CSILE?:  Database searches enable the same note to appear in different 
contexts.  Scratchpad, note-editing, and copying functions encourage students 
to reprocess previously recorded information.

7.	Support Varied Ways for Students to Organize their Knowledge

WHY?:  Other ways of organizing information besides hierarchical list 
structures must be devised to help students better grasp arguments, lines of 
thought, visualize relationships or themes.
HOW?:  Alternative ways of structuring knowledge such as timelines, graphs, 
maps, narrative sequences, story grammar structures, concept nets, and casual 
chains should be considered.
CSILE?:  There are provision for different representations of knowledge 
accessible in the same database.  Currently implemented alternatives include 
maps, diagrams, timelines, freely constructed pictorial, as well as written notes. 
Diagrams are hierarchically embedded so that students can zoom in or out at 
different levels of detail and attach notes at any level.

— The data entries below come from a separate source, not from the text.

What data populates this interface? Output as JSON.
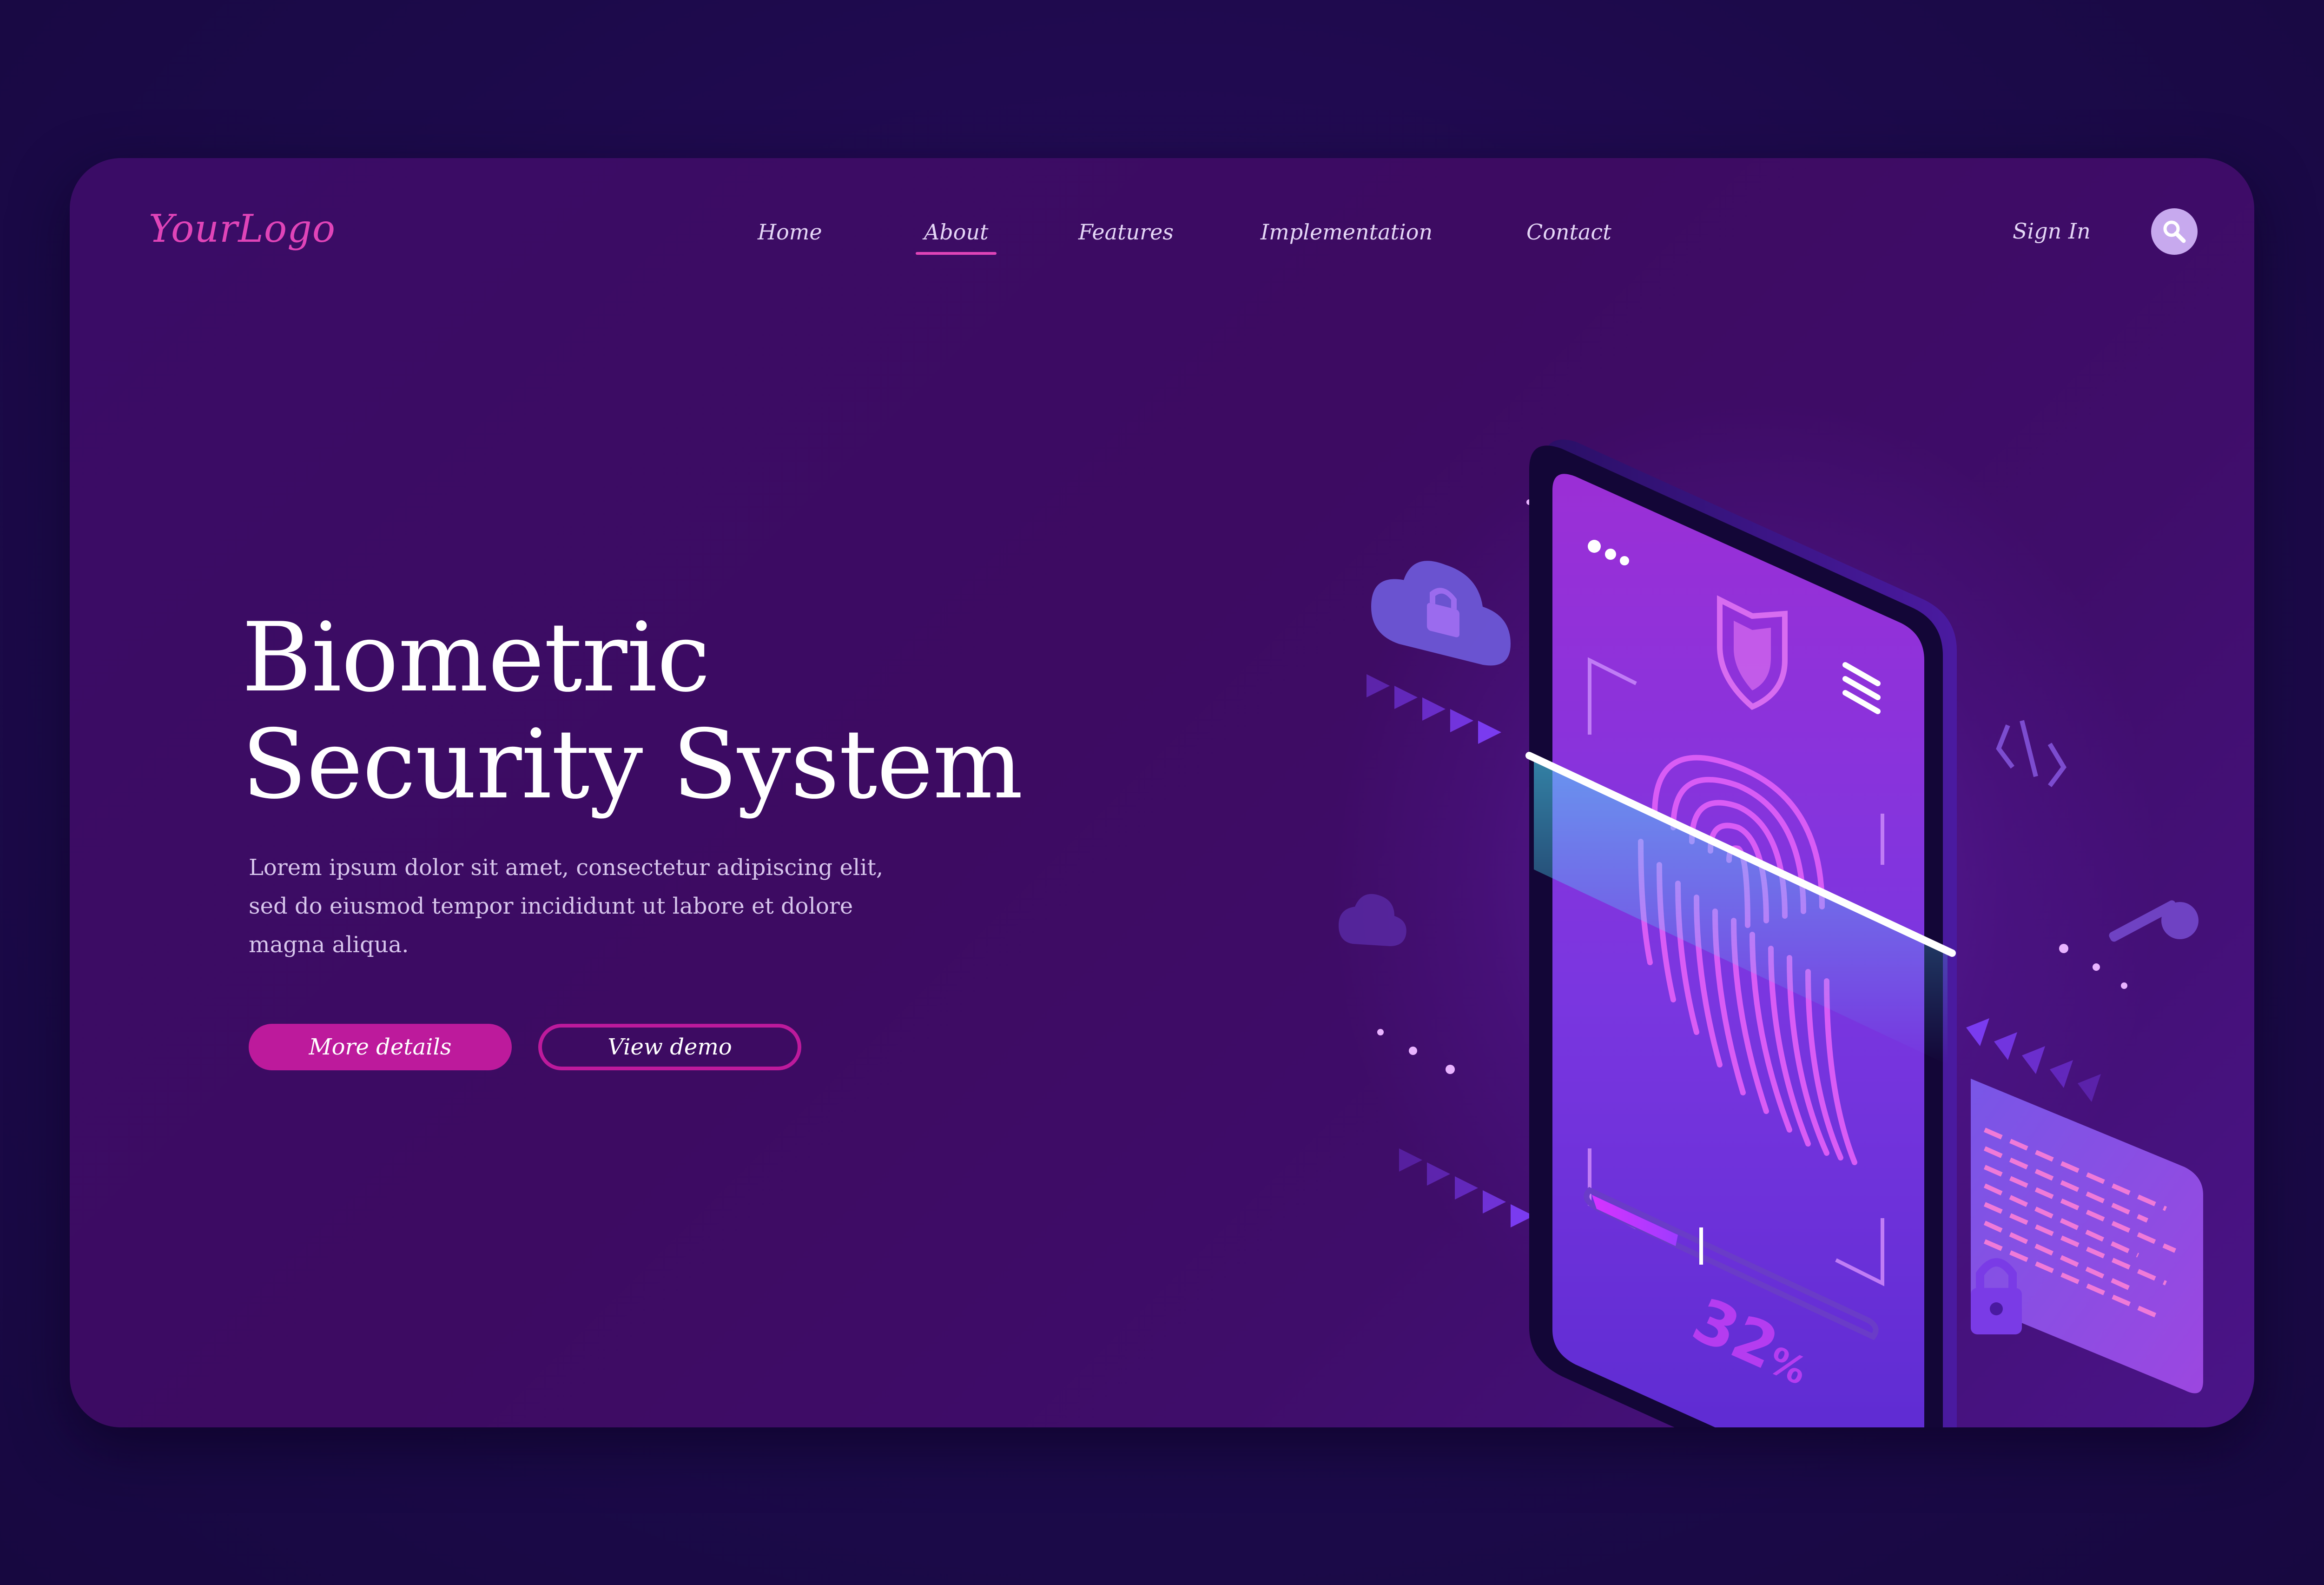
{
  "brand": {
    "logo_text": "YourLogo"
  },
  "nav": {
    "items": [
      {
        "label": "Home",
        "active": false
      },
      {
        "label": "About",
        "active": true
      },
      {
        "label": "Features",
        "active": false
      },
      {
        "label": "Implementation",
        "active": false
      },
      {
        "label": "Contact",
        "active": false
      }
    ],
    "sign_in": "Sign In",
    "search_icon": "search-icon"
  },
  "hero": {
    "title_line1": "Biometric",
    "title_line2": "Security System",
    "description_line1": "Lorem ipsum dolor sit amet, consectetur adipiscing elit,",
    "description_line2": "sed do eiusmod tempor incididunt ut labore et dolore",
    "description_line3": "magna aliqua.",
    "primary_button": "More details",
    "secondary_button": "View demo"
  },
  "illustration": {
    "scan_progress_text": "32",
    "scan_progress_unit": "%",
    "scan_progress_value": 0.32,
    "icons": [
      "cloud-lock-icon",
      "shield-icon",
      "menu-icon",
      "fingerprint-icon",
      "padlock-icon",
      "key-icon",
      "code-icon",
      "cloud-icon"
    ]
  },
  "colors": {
    "background": "#1c0a4a",
    "card": "#3d0b62",
    "accent": "#bd1a9c",
    "logo": "#e044b8",
    "text": "#ffffff",
    "muted_text": "#d7c5ec"
  }
}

8.	Encourage Maximum Use and Examination of Existing Knowledge

WHY?:  Real-world tasks require that students not be confined by a limited 
body of knowledge.
HOW?:  Educational software may draw from larger databases or support 
more open-ended tasks in which the student may draw on knowledge from a 
variety of sources.  The feedback should be provided by the teacher and not 
the computer.
CSILE?:  A large knowledge-base is constructed by the students themselves.  
Students are not only responsible for putting knowledge into the system but 
also for evaluating, interrelating, labeling, sorting, and reorganizing it.  Future 
versions will incorporate prepackaged databases and video technology.

9.	Provide Opportunity for Reflectivity and Individual Learning Styles

WHY?:  Personal learning styles of different students are not suited to the pace 
and "publicness" of classroom learning.
HOW?:  Educational software must permit private, self-paced learning as well 
as provide students time, opportunity, and peace to think and reflect on the 
material.  Thus it should not be busy motivating the student or controlling 
his/her thoughts.
CSILE?:  It provides (if student chooses) anonymity in posing and answering 
questions.  It provides a scratchpad for notes, a facility for placing notes on 
hold while other ideas are being pursued, and editing database notes.

10.	Facilitate Transfer of Knowledge across Contexts

WHY?:  Compartmentalization of learning is blamed for students failure to 
transfer knowledge across new contexts.
HOW?:  Educational software can cut across curricular lines to apply 
knowledge from several disciplines (in microworlds and games).
CSILE?:  It allows cross subject searches and clustering of notes into common 
themes (over time) leading to more powerful cross-domain understandings.  
Future versions will incorporate intelligent database management to support 
interconnections among various notes.

11.	Give Students More Responsibility for Contributing to Each Other's 
Learning

WHY?:  Encourage cooperative learning.
HOW?:  Educational software should help students recognize what they are 
learning and provide aggregate data to monitor the learning progress of the 
class as a whole.
CSILE?:  1) Students respond to other students requests for information, 
confusion, self-rating, etc.  2) All students are involved in preparatory thinking 
of goals for the class.  3) By getting students to participate in what has been 
traditionally been regarded as "teaching" rather than "learning" activities, 
CSILE can promote higher levels of knowledge (associated with being able to 
teach what one has learned).

Conclusion:  The authors claim that despite the use of CSILE by the students 
for over a period of almost 8 months, they never got tired of it and continued 
to use it for the rest of the school term.  Students used the system to elaborate 
models and hypothesis, delve into difficult and texts, seek deeper explanation, 
and elaborate confusion.  The authors are confident that core design of CSILE 
is appropriate and flexible enough to foster intentional learning across the 
school curricula and for children at all grade levels.